The Employees’ Provident Fund Organisation, at its central board of trustees meeting—chaired by Labour and Employment Minister Santosh Kumar Gangwar—in Srinagar, Thursday, retained the interest rate at 8.5% for the financial year ending March 2021, according to a media statement. In FY19, the interest rate stood at 8.65%.
“For FY2021, EPFO decided to liquidate investment in equity, and the interest rate recommended is a result of combined income from interest received from debt investment as well as income realised from equity investment,” the statement said.
There is no over-drawl on EPFO corpus due to this income distribution, the Labour Ministry said, adding the provident fund body has consistently followed a conservative approach towards its investment.
The decision comes at a time EPFO is expecting a 5% year-on-year decline in total contributions, across the three schemes administered by it, at about Rs 1.62 lakh crore in FY21. The collections are about 11% lower than budget estimates presented in March last year.
According to KE Raghunathan, an EPFO board member representing employers, the organisation will be left with a surplus of Rs 250-300 crore on its income after crediting an interest rate of 8.5% in FY21.
“The income for distribution of interest rate stood at Rs 70,500 crore. The exchange-traded funds purchased in the first two quarters of 2017 are being liquidated, which has led to an income of over Rs 4,000 crore,” Raghunathan said. “Realisations from equity have been robust and debt investments have also assured decent returns.” EPFO is allowed to invest up to 15% of its yearly deposits in ETFs.
The interest rate, much higher than the returns on other small saving schemes, will require approval of the Finance Ministry before being notified. It will be credited to roughly 17 crore EPF accounts.
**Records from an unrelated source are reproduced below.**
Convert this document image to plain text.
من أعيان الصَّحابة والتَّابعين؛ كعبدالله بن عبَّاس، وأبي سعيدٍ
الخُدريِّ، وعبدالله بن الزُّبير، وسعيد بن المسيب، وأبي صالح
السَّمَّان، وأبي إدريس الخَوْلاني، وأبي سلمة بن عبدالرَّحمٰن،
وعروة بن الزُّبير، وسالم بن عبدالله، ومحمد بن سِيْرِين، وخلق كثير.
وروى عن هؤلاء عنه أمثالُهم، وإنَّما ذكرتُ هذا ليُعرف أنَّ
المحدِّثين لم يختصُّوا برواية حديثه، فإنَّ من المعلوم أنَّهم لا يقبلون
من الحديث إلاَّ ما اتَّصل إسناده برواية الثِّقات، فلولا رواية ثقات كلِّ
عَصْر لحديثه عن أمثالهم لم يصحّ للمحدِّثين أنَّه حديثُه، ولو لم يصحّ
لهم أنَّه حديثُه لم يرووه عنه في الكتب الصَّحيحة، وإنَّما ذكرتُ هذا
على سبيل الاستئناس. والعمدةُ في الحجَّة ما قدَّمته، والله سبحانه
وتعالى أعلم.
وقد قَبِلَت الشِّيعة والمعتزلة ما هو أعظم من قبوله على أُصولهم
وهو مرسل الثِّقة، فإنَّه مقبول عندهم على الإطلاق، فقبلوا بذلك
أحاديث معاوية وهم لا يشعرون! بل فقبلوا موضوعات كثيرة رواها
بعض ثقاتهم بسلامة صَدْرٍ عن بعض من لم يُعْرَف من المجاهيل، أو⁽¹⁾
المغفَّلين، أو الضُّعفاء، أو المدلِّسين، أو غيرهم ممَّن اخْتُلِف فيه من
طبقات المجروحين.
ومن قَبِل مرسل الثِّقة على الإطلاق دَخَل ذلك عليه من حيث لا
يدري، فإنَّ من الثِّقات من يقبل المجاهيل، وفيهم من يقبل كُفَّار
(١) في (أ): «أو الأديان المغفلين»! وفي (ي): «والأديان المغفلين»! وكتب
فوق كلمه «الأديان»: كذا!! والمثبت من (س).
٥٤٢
Early Withdrawal Of Pension
EPFO board members also discussed a proposal to curb early withdrawal of pension contribution by formal sector workers as part of a new scheme that will be notified under the labour codes. But no decision was taken.
According to the proposal, members may be allowed to withdraw benefit from pension schemes only after two continuous years of exit from employment. At present, withdrawal of contribution from the Employees’ Pension Scheme, administered by EPFO, can be done after two months of exiting from a job.
“The matter was deferred as it will be further discussed by EPFO board. Employer representatives moved a proposal to reduce the withdrawal period from two years to one year,” Raghunathan said.
Another EPFO board member on the condition of anonymity said workers’ representatives have opposed the move to impose new restrictions on pension withdrawal.